The other challenge is the government has mandated that all RSLs retrofit their housing stock to at least EPC level C by 2030 unless there are exceptional circumstances. Spending money on unnecessary retrofit measures means less money for new social housing.
“While they are delivering that target, they take their eye off providing new homes,” Craggs says. “We are fortunate that we’re quite highly geared, so we can do both. But some of the smaller housing associations will suffer so they will either do one or the other.”
The potential offered by Senze has persuaded BFL to sign a deal for it to monitor another 250 homes and implement the recommendations made by the technology. BFL can take advantage of grant funding where fabric improvements are worthwhile, and use its own funds for more targeted, cheaper interventions.
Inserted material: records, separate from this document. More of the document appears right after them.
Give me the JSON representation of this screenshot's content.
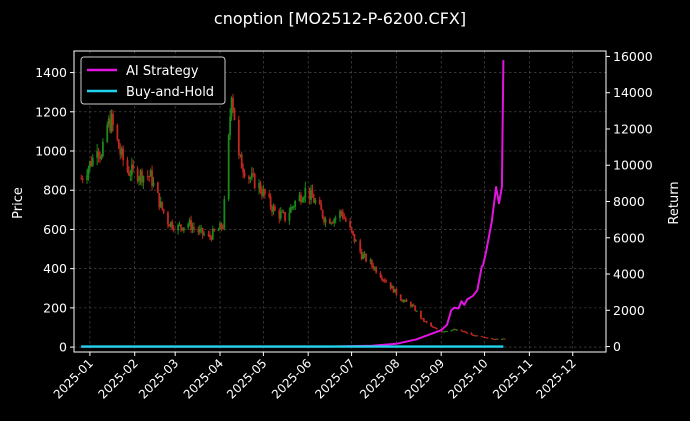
{
  "chart_data": {
    "type": "candlestick+line",
    "title": "cnoption [MO2512-P-6200.CFX]",
    "ylabel_left": "Price",
    "ylabel_right": "Return",
    "xlabel": "",
    "ylim_left": [
      -25,
      1510
    ],
    "ylim_right": [
      -300,
      16300
    ],
    "xlim": [
      "2024-12-21",
      "2025-12-24"
    ],
    "grid": true,
    "legend_position": "top-left",
    "x_ticks": [
      "2025-01",
      "2025-02",
      "2025-03",
      "2025-04",
      "2025-05",
      "2025-06",
      "2025-07",
      "2025-08",
      "2025-09",
      "2025-10",
      "2025-11",
      "2025-12"
    ],
    "y_ticks_left": [
      "0",
      "200",
      "400",
      "600",
      "800",
      "1000",
      "1200",
      "1400"
    ],
    "y_ticks_right": [
      "0",
      "2000",
      "4000",
      "6000",
      "8000",
      "10000",
      "12000",
      "14000",
      "16000"
    ],
    "colors": {
      "background": "#000000",
      "up_candle": "#1a8a1a",
      "down_candle": "#c0271f",
      "ai_strategy": "#e016e0",
      "buy_and_hold": "#22d3ee",
      "grid": "#555555",
      "text": "#ffffff"
    },
    "candle_anchors": [
      [
        "2024-12-26",
        860
      ],
      [
        "2025-01-03",
        960
      ],
      [
        "2025-01-06",
        1040
      ],
      [
        "2025-01-09",
        960
      ],
      [
        "2025-01-13",
        1130
      ],
      [
        "2025-01-16",
        1150
      ],
      [
        "2025-01-22",
        990
      ],
      [
        "2025-01-27",
        900
      ],
      [
        "2025-02-05",
        880
      ],
      [
        "2025-02-12",
        870
      ],
      [
        "2025-02-19",
        720
      ],
      [
        "2025-02-24",
        640
      ],
      [
        "2025-03-03",
        610
      ],
      [
        "2025-03-10",
        630
      ],
      [
        "2025-03-17",
        590
      ],
      [
        "2025-03-24",
        560
      ],
      [
        "2025-03-31",
        600
      ],
      [
        "2025-04-03",
        620
      ],
      [
        "2025-04-07",
        1050
      ],
      [
        "2025-04-09",
        1320
      ],
      [
        "2025-04-14",
        960
      ],
      [
        "2025-04-21",
        870
      ],
      [
        "2025-04-28",
        820
      ],
      [
        "2025-05-09",
        690
      ],
      [
        "2025-05-16",
        660
      ],
      [
        "2025-05-23",
        740
      ],
      [
        "2025-05-30",
        800
      ],
      [
        "2025-06-06",
        740
      ],
      [
        "2025-06-13",
        650
      ],
      [
        "2025-06-20",
        660
      ],
      [
        "2025-06-24",
        690
      ],
      [
        "2025-07-01",
        580
      ],
      [
        "2025-07-08",
        470
      ],
      [
        "2025-07-15",
        420
      ],
      [
        "2025-07-22",
        360
      ],
      [
        "2025-07-29",
        300
      ],
      [
        "2025-08-05",
        240
      ],
      [
        "2025-08-12",
        210
      ],
      [
        "2025-08-19",
        140
      ],
      [
        "2025-08-26",
        100
      ],
      [
        "2025-09-02",
        80
      ],
      [
        "2025-09-09",
        90
      ],
      [
        "2025-09-16",
        80
      ],
      [
        "2025-09-23",
        60
      ],
      [
        "2025-09-30",
        50
      ],
      [
        "2025-10-10",
        40
      ],
      [
        "2025-10-15",
        45
      ]
    ],
    "series": [
      {
        "name": "AI Strategy",
        "x": [
          "2024-12-26",
          "2025-06-15",
          "2025-07-15",
          "2025-08-01",
          "2025-08-15",
          "2025-08-25",
          "2025-09-01",
          "2025-09-05",
          "2025-09-08",
          "2025-09-10",
          "2025-09-13",
          "2025-09-15",
          "2025-09-17",
          "2025-09-19",
          "2025-09-21",
          "2025-09-23",
          "2025-09-26",
          "2025-09-29",
          "2025-09-30",
          "2025-10-02",
          "2025-10-06",
          "2025-10-09",
          "2025-10-11",
          "2025-10-13",
          "2025-10-14"
        ],
        "values": [
          0,
          0,
          50,
          150,
          400,
          700,
          900,
          1200,
          2000,
          2150,
          2100,
          2500,
          2300,
          2600,
          2700,
          2800,
          3100,
          4400,
          4500,
          5200,
          6900,
          8800,
          7900,
          8800,
          15800
        ]
      },
      {
        "name": "Buy-and-Hold",
        "x": [
          "2024-12-26",
          "2025-10-14"
        ],
        "values": [
          0,
          0
        ]
      }
    ]
  }
}
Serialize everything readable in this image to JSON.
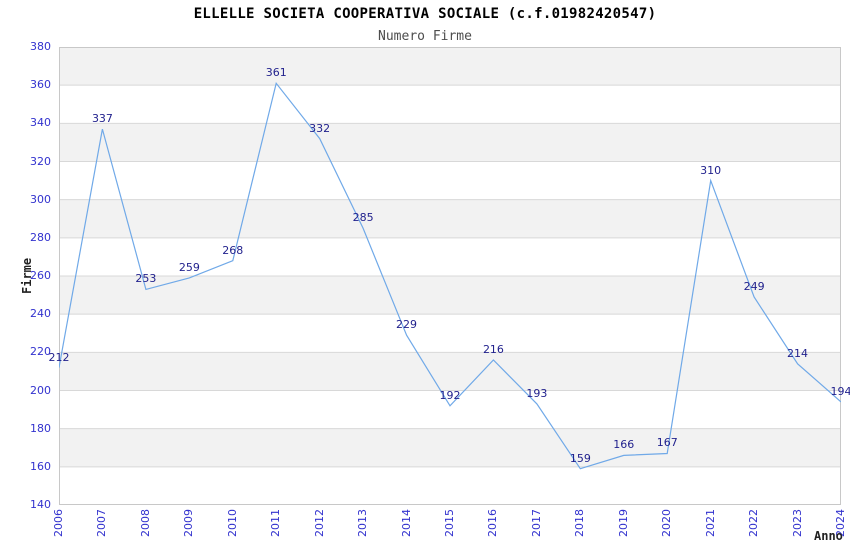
{
  "chart_data": {
    "type": "line",
    "title": "ELLELLE SOCIETA COOPERATIVA SOCIALE (c.f.01982420547)",
    "subtitle": "Numero Firme",
    "xlabel": "Anno",
    "ylabel": "Firme",
    "categories": [
      "2006",
      "2007",
      "2008",
      "2009",
      "2010",
      "2011",
      "2012",
      "2013",
      "2014",
      "2015",
      "2016",
      "2017",
      "2018",
      "2019",
      "2020",
      "2021",
      "2022",
      "2023",
      "2024"
    ],
    "values": [
      212,
      337,
      253,
      259,
      268,
      361,
      332,
      285,
      229,
      192,
      216,
      193,
      159,
      166,
      167,
      310,
      249,
      214,
      194
    ],
    "ylim": [
      140,
      380
    ],
    "ytick_step": 20,
    "yticks": [
      140,
      160,
      180,
      200,
      220,
      240,
      260,
      280,
      300,
      320,
      340,
      360,
      380
    ],
    "grid": "horizontal-bands-alternating",
    "legend": "none",
    "data_labels_visible": true,
    "colors": {
      "line": "#70A9E8",
      "tick_label": "#3232CE",
      "data_label": "#1F1F8C",
      "band_gray": "#F2F2F2",
      "gridline": "#D8D8D8",
      "plot_border": "#C8C8C8",
      "title": "#000000",
      "subtitle": "#4D4D4D",
      "axis_title": "#222222",
      "background": "#FFFFFF"
    }
  }
}
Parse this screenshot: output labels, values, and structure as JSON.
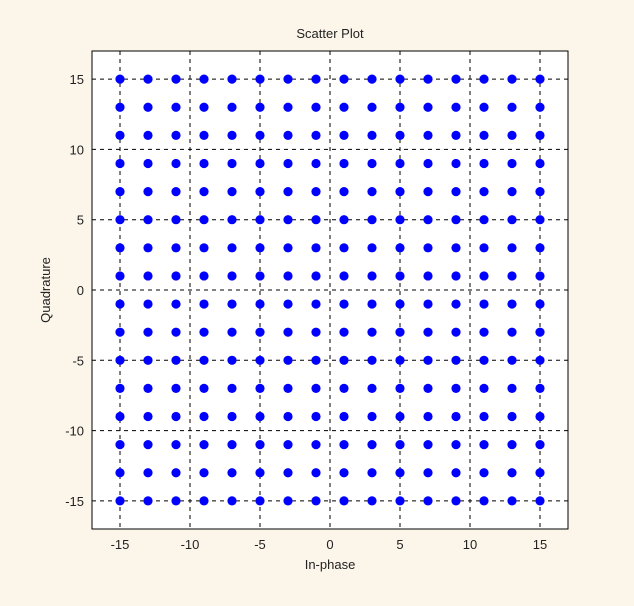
{
  "chart_data": {
    "type": "scatter",
    "title": "Scatter Plot",
    "xlabel": "In-phase",
    "ylabel": "Quadrature",
    "xlim": [
      -17,
      17
    ],
    "ylim": [
      -17,
      17
    ],
    "x_ticks": [
      -15,
      -10,
      -5,
      0,
      5,
      10,
      15
    ],
    "y_ticks": [
      -15,
      -10,
      -5,
      0,
      5,
      10,
      15
    ],
    "grid": true,
    "grid_style": "dashed",
    "marker_color": "#0000ff",
    "points_description_levels": {
      "in_phase": [
        -15,
        -13,
        -11,
        -9,
        -7,
        -5,
        -3,
        -1,
        1,
        3,
        5,
        7,
        9,
        11,
        13,
        15
      ],
      "quadrature": [
        -15,
        -13,
        -11,
        -9,
        -7,
        -5,
        -3,
        -1,
        1,
        3,
        5,
        7,
        9,
        11,
        13,
        15
      ]
    }
  }
}
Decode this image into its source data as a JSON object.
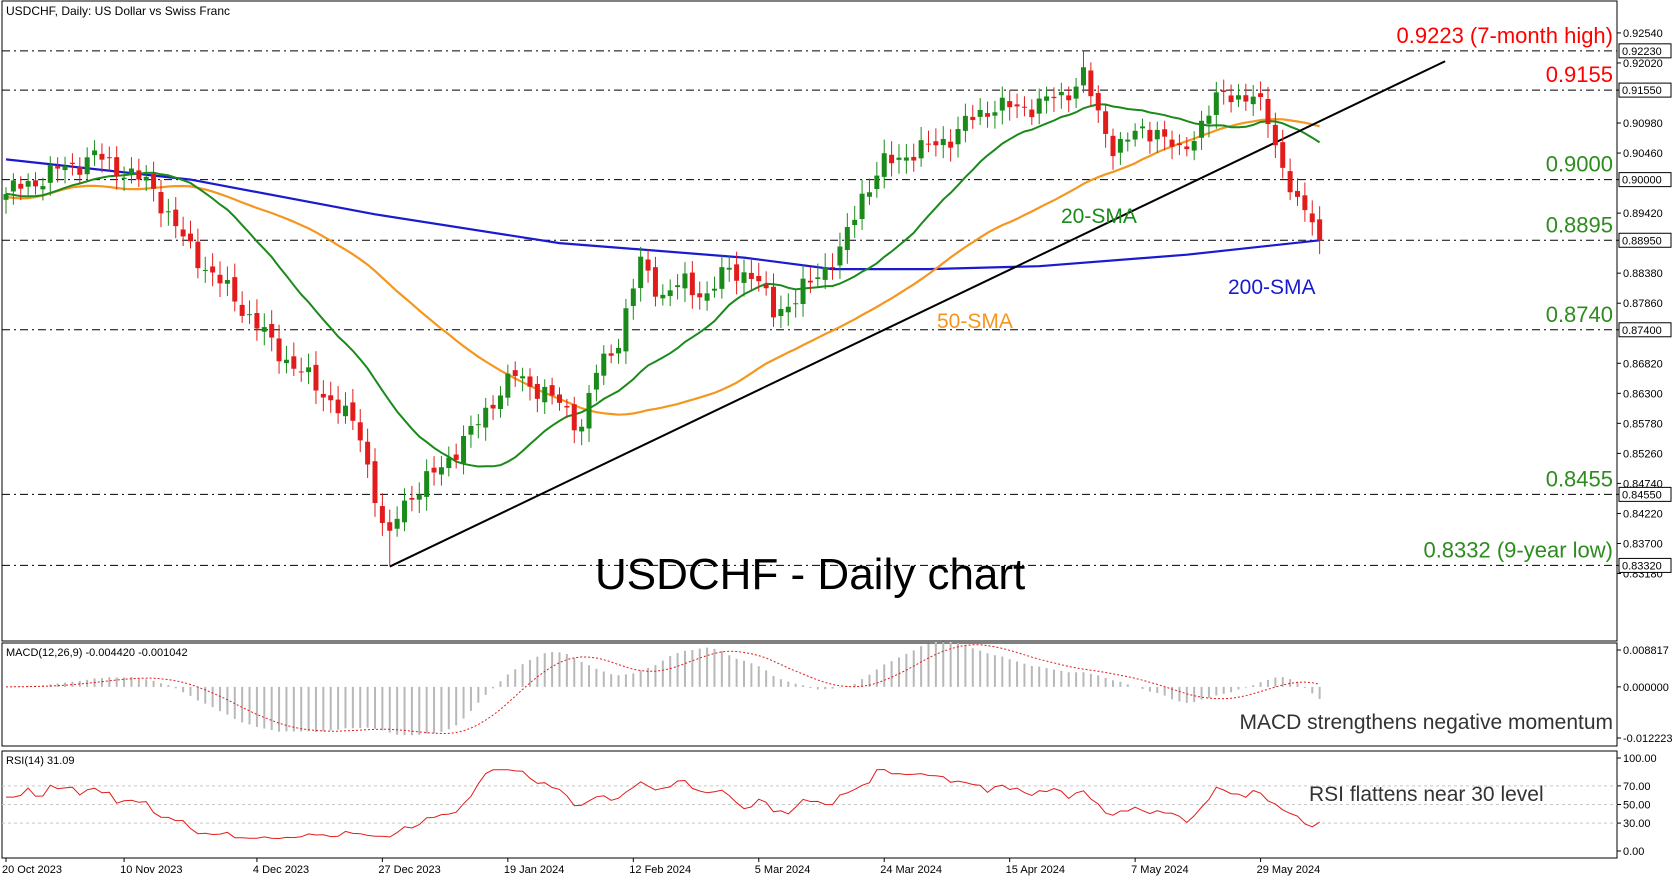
{
  "header": "USDCHF, Daily:  US Dollar vs Swiss Franc",
  "chart_data": [
    {
      "type": "candlestick",
      "title": "USDCHF - Daily chart",
      "ylim": [
        0.8305,
        0.9266
      ],
      "y_ticks": [
        "0.92540",
        "0.92020",
        "0.91550",
        "0.90980",
        "0.90460",
        "0.90000",
        "0.89420",
        "0.88950",
        "0.88380",
        "0.87860",
        "0.87400",
        "0.86820",
        "0.86300",
        "0.85780",
        "0.85260",
        "0.84740",
        "0.84550",
        "0.84220",
        "0.83700",
        "0.83320",
        "0.83180"
      ],
      "highlighted_ticks": [
        "0.92230",
        "0.91550",
        "0.90000",
        "0.88950",
        "0.87400",
        "0.84550",
        "0.83320"
      ],
      "levels": [
        {
          "value": 0.9223,
          "label": "0.9223 (7-month high)",
          "color": "#ff0000"
        },
        {
          "value": 0.9155,
          "label": "0.9155",
          "color": "#ff0000"
        },
        {
          "value": 0.9,
          "label": "0.9000",
          "color": "#2e8b1f"
        },
        {
          "value": 0.8895,
          "label": "0.8895",
          "color": "#2e8b1f"
        },
        {
          "value": 0.874,
          "label": "0.8740",
          "color": "#2e8b1f"
        },
        {
          "value": 0.8455,
          "label": "0.8455",
          "color": "#2e8b1f"
        },
        {
          "value": 0.8332,
          "label": "0.8332 (9-year low)",
          "color": "#2e8b1f"
        }
      ],
      "x_labels": [
        "20 Oct 2023",
        "10 Nov 2023",
        "4 Dec 2023",
        "27 Dec 2023",
        "19 Jan 2024",
        "12 Feb 2024",
        "5 Mar 2024",
        "24 Mar 2024",
        "15 Apr 2024",
        "7 May 2024",
        "29 May 2024"
      ],
      "close_anchors": [
        [
          0,
          0.8975
        ],
        [
          6,
          0.901
        ],
        [
          12,
          0.904
        ],
        [
          16,
          0.9015
        ],
        [
          20,
          0.8985
        ],
        [
          24,
          0.8895
        ],
        [
          28,
          0.8835
        ],
        [
          32,
          0.878
        ],
        [
          36,
          0.8715
        ],
        [
          40,
          0.8665
        ],
        [
          44,
          0.862
        ],
        [
          48,
          0.856
        ],
        [
          51,
          0.84
        ],
        [
          52,
          0.8395
        ],
        [
          54,
          0.8445
        ],
        [
          57,
          0.8475
        ],
        [
          60,
          0.852
        ],
        [
          63,
          0.856
        ],
        [
          66,
          0.862
        ],
        [
          69,
          0.866
        ],
        [
          72,
          0.864
        ],
        [
          75,
          0.861
        ],
        [
          78,
          0.8575
        ],
        [
          80,
          0.8665
        ],
        [
          83,
          0.8725
        ],
        [
          86,
          0.8855
        ],
        [
          89,
          0.88
        ],
        [
          92,
          0.882
        ],
        [
          95,
          0.88
        ],
        [
          98,
          0.8845
        ],
        [
          101,
          0.8835
        ],
        [
          104,
          0.8775
        ],
        [
          107,
          0.879
        ],
        [
          110,
          0.884
        ],
        [
          113,
          0.887
        ],
        [
          116,
          0.8975
        ],
        [
          119,
          0.9025
        ],
        [
          122,
          0.9045
        ],
        [
          125,
          0.9055
        ],
        [
          128,
          0.9075
        ],
        [
          131,
          0.9105
        ],
        [
          134,
          0.913
        ],
        [
          137,
          0.912
        ],
        [
          140,
          0.9135
        ],
        [
          143,
          0.914
        ],
        [
          146,
          0.9185
        ],
        [
          148,
          0.9105
        ],
        [
          150,
          0.906
        ],
        [
          153,
          0.9075
        ],
        [
          156,
          0.909
        ],
        [
          159,
          0.904
        ],
        [
          162,
          0.91
        ],
        [
          164,
          0.9135
        ],
        [
          166,
          0.915
        ],
        [
          169,
          0.914
        ],
        [
          171,
          0.9105
        ],
        [
          173,
          0.9025
        ],
        [
          175,
          0.895
        ],
        [
          177,
          0.8935
        ],
        [
          178,
          0.8895
        ]
      ],
      "overlays": [
        {
          "name": "20-SMA",
          "color": "#1a8a1a",
          "period": 20
        },
        {
          "name": "50-SMA",
          "color": "#f5961e",
          "period": 50
        },
        {
          "name": "200-SMA",
          "color": "#1a1ad0"
        }
      ],
      "sma200_path": [
        [
          0,
          0.9035
        ],
        [
          25,
          0.9
        ],
        [
          50,
          0.894
        ],
        [
          75,
          0.889
        ],
        [
          100,
          0.8865
        ],
        [
          112,
          0.8845
        ],
        [
          125,
          0.8845
        ],
        [
          140,
          0.885
        ],
        [
          160,
          0.887
        ],
        [
          178,
          0.8895
        ]
      ],
      "trendline": {
        "from": [
          52,
          0.833
        ],
        "to": [
          195,
          0.9205
        ],
        "color": "#000000"
      },
      "candle_colors": {
        "up": "#1a8a1a",
        "down": "#e21b1b"
      }
    },
    {
      "type": "bar",
      "title": "MACD(12,26,9) -0.004420 -0.001042",
      "ylim": [
        -0.012223,
        0.008817
      ],
      "y_ticks": [
        "0.008817",
        "0.000000",
        "-0.012223"
      ],
      "annotation": "MACD strengthens negative momentum"
    },
    {
      "type": "line",
      "title": "RSI(14) 31.09",
      "ylim": [
        0,
        100
      ],
      "y_ticks": [
        "100.00",
        "70.00",
        "50.00",
        "30.00",
        "0.00"
      ],
      "annotation": "RSI flattens near 30 level"
    }
  ]
}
Once the homes have been retrofitted, Senze will continue monitoring the homes to prove that the retrofit measures perform as predicted. There is an option to monitor and improve another 750 homes if the first part of the deal is successful.
Senze costs £1,500 per home for the monitoring, which is the same as employing a retrofit assessor to prepare a report, a function the Senze software does automatically. And fewer grant applications will save money too.
As Craggs says: “You don’t have to go through mountains and mountains of bureaucracy, paperwork and assessments when Senze just runs you a report from the data.”
What’s next?
Looking ahead, the technology offers the potential for an asset owner to decarbonise a group of properties without needing to invest in expensive technologies such as PV panels. Homes could be fitted with heat pumps and live monitoring of energy use providing a development-wide picture of energy flows.
A centralised battery could be charged up at night from 100% renewable-generated energy when tariffs are low, then used to power heat pumps or charge electric cars in the daytime when tariffs are high and electricity is being generated with fossil fuels to meet higher demand.
The advantage of this approach, other than saving money, is it takes pressure off the grid – which is already very constrained in some areas.
And this is a problem likely to get worse with greater adoption of electric cars and heat pumps. Live monitoring would also help to detect issues with heating and ventilation systems.

BFL budgets over £58,000 for wall and loft insulation, a heat pump and new doors and windows for homes below an EPC C rating. Of the homes in the survey, 59% failed to achieve EPC C whether monitored or modelled. Adopting the measures recommended by Senze, and using commercial procurement routes, could reduce the cost of achieving an EPC C to just £10,325.
Unsurprisingly, given the scale of the potential savings, Senze is talking to other social housing providers about adopting the technology. These include Barnet and West Northants councils, the Northern Ireland Housing Executive and the NHS.
Last autumn, the National Audit Office found that 98% of homes fitted with wall insulation funded by government grants were found to be defective. And in April, four people were arrested on suspicion of defrauding an estimated £44m from this scheme.
Given that in many cases these homes probably did not need wall insulation in the first place, and that current social housing retrofit funding schemes are driving RSLs down the fabric-first route, it could be time for the government to rethink its funding strategy, so that it still achieves its decarbonisation goals while saving precious taxpayers’ money.